The cleaner alternative that nobody could deploy

The technically cleaner alternative is DANE. DANE (RFC 7672 for SMTP) publishes the mail server’s certificate fingerprint directly in DNS, in a TLSA record, and the sender checks the cert against it on every connection. No web server, no trust-on-first-use gap, no dependence on commercial certificate authorities. On paper it’s strictly better than MTA-STS.

It has one requirement: DNSSEC. The TLSA record is only trustworthy if the DNS answer carrying it is cryptographically signed, because otherwise the same attacker who strips STARTTLS could just forge the TLSA record. So DANE inherits all of DNSSEC’s adoption problems — and DNSSEC, twenty-some years in, still isn’t deployed on the majority of domains, because signing a zone and managing key rollovers is genuinely hard and a broken chain takes your domain offline. DANE is gated behind a dependency most of the internet never adopted.

This is the fork in the road that explains everything about MTA-STS. The authors looked at DANE, saw a beautiful protocol stranded behind DNSSEC, and made a deliberate trade: give up the cryptographic purity, lean on the Web PKI that everyone already has, and get something deployable today without asking domains to first solve DNSSEC. Google made the same bet at scale — it announced MTA-STS support for Gmail in 2019, the first major provider to do so, and to this day supports MTA-STS but not DANE, almost certainly because betting on HTTPS reaches far more of the internet than betting on DNSSEC.

The seam in the design

The trade isn’t free, and it’s worth being honest about where the seam is. MTA-STS is trust-on-first-use. The very first time a sender contacts your domain, it has no cached policy yet, so it has to fetch one — and if an attacker can block that first HTTPS request, the sender never learns the policy exists and the protection silently doesn’t apply. The same window reopens, narrowly, every time a cached policy expires and has to be refreshed. DANE doesn’t have this gap, because the check happens in DNS on every single connection.

The RFC is candid about this and gives the right mitigation: refresh aggressively. Don’t wait for the cached policy to expire — re-fetch it in the background on a schedule, daily or weekly, so an attacker would have to block policy discovery continuously over the entire cache lifetime to keep a sender in the dark, instead of just winning one race at one moment. It narrows the seam to almost nothing. It doesn’t quite weld it shut.
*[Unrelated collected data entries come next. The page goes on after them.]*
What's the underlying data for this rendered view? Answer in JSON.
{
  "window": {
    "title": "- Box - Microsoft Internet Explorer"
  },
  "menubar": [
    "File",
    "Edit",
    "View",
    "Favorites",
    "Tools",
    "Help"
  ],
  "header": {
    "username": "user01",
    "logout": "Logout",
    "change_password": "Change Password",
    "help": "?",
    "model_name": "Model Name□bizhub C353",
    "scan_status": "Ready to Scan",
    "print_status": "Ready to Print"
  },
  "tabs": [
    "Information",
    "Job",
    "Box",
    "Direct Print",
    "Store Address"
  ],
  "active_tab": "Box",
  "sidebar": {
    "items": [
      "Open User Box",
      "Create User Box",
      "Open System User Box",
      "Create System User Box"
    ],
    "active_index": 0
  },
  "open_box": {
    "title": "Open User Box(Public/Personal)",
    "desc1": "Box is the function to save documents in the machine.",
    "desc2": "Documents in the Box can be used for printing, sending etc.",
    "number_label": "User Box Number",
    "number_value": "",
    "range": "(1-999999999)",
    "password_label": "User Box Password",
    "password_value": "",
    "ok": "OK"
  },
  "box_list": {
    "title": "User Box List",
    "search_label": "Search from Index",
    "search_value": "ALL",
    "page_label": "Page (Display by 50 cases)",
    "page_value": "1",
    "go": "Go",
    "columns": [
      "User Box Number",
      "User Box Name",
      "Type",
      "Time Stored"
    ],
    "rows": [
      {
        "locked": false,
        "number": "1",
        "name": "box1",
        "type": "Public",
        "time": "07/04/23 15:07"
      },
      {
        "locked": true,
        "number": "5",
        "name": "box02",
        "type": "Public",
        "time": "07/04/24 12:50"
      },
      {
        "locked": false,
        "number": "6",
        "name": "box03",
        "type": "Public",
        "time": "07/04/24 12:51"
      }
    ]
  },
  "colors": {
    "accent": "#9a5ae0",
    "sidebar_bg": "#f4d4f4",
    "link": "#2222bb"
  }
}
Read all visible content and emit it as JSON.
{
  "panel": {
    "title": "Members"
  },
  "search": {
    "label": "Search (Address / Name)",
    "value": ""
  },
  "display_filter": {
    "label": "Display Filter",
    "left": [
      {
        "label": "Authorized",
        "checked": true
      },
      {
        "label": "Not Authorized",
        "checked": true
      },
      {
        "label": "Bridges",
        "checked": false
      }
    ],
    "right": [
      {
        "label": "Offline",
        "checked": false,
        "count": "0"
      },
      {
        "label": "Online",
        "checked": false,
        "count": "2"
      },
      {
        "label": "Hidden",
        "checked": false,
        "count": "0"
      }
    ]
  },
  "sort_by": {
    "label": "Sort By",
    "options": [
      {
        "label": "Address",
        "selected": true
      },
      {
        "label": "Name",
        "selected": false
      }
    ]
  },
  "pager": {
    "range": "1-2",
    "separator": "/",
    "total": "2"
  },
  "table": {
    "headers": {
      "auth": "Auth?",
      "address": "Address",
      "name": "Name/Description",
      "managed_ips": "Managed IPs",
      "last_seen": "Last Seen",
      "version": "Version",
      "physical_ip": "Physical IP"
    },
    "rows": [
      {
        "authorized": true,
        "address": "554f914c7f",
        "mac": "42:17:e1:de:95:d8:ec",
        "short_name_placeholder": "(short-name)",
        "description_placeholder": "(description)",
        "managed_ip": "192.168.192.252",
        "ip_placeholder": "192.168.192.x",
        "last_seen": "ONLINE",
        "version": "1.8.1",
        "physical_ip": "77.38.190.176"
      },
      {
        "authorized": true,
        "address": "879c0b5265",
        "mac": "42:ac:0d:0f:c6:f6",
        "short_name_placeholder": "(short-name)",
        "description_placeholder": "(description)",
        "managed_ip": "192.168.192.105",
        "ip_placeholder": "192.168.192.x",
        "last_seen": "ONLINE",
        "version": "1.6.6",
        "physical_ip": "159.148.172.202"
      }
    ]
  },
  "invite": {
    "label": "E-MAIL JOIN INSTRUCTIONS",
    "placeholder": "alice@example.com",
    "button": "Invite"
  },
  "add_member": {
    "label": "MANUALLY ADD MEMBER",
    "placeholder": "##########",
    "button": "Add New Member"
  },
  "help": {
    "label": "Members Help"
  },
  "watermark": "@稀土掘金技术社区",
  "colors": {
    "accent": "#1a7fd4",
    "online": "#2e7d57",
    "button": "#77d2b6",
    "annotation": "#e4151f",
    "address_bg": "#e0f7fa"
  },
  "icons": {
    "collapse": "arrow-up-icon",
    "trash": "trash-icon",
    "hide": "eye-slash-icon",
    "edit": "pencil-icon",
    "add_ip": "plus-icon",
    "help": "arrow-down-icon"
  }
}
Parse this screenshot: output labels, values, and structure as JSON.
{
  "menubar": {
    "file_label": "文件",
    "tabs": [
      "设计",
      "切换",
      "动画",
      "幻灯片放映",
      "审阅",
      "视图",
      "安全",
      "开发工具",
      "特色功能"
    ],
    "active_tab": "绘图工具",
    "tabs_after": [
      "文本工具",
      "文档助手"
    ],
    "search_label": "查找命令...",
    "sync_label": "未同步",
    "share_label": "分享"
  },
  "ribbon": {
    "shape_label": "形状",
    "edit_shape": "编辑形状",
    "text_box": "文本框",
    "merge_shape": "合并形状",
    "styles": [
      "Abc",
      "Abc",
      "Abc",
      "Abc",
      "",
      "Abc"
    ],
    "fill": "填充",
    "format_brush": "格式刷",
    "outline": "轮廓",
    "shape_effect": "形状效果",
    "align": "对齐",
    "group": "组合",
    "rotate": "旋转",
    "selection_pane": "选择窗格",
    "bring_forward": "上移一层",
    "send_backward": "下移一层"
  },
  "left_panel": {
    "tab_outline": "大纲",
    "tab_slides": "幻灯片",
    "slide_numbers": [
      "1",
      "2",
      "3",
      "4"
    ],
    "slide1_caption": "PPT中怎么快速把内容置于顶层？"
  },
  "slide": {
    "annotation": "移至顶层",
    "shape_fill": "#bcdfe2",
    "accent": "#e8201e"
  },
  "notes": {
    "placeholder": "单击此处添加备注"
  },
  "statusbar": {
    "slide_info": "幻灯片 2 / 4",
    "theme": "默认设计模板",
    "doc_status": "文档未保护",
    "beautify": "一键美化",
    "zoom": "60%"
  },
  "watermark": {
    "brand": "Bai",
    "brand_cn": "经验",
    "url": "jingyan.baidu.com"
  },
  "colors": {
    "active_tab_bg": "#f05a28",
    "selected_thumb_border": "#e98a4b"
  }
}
That’s the honest cost of choosing deployability over DNSSEC, and for most domains it’s obviously the right cost to pay, because a protocol you actually turn on beats a stronger one you never deploy.

Turn it on in testing and read the reports

There’s a companion protocol you should turn on at the same time: TLS-RPT (RFC 8460), a second TXT record that asks sending servers to mail you a daily summary of how TLS negotiation went — successes, failures, and crucially, policy-application failures. Without it you’re deploying a security control blind, with no way to know if enforce mode is quietly bouncing legitimate mail because one of your MX hosts has a certificate problem. With it, you start in testing mode, watch the reports for a couple of weeks, fix whatever they surface, and only then flip to enforce. The reports are the difference between a deployment and a guess.

So: MTA-STS is a real fix for a real, decades-old hole in email encryption, deliberately engineered to be deployable without DNSSEC, blessed by the largest mailbox provider on earth — and it’s still on a small minority of domains. Not because it’s controversial. Because closing the hole means standing up a dedicated mta-sts. subdomain with its own certificate to serve one static text file, and adding two more TXT records to a DNS zone that’s already crowded with SPF and DKIM and DMARC, for a threat — an active attacker stripping STARTTLS in the network path — that feels abstract until the day it isn’t. The protocol nobody knows isn’t unknown because it’s bad. It’s unknown because the work is boring and the danger is quiet, and that combination is how most good security dies.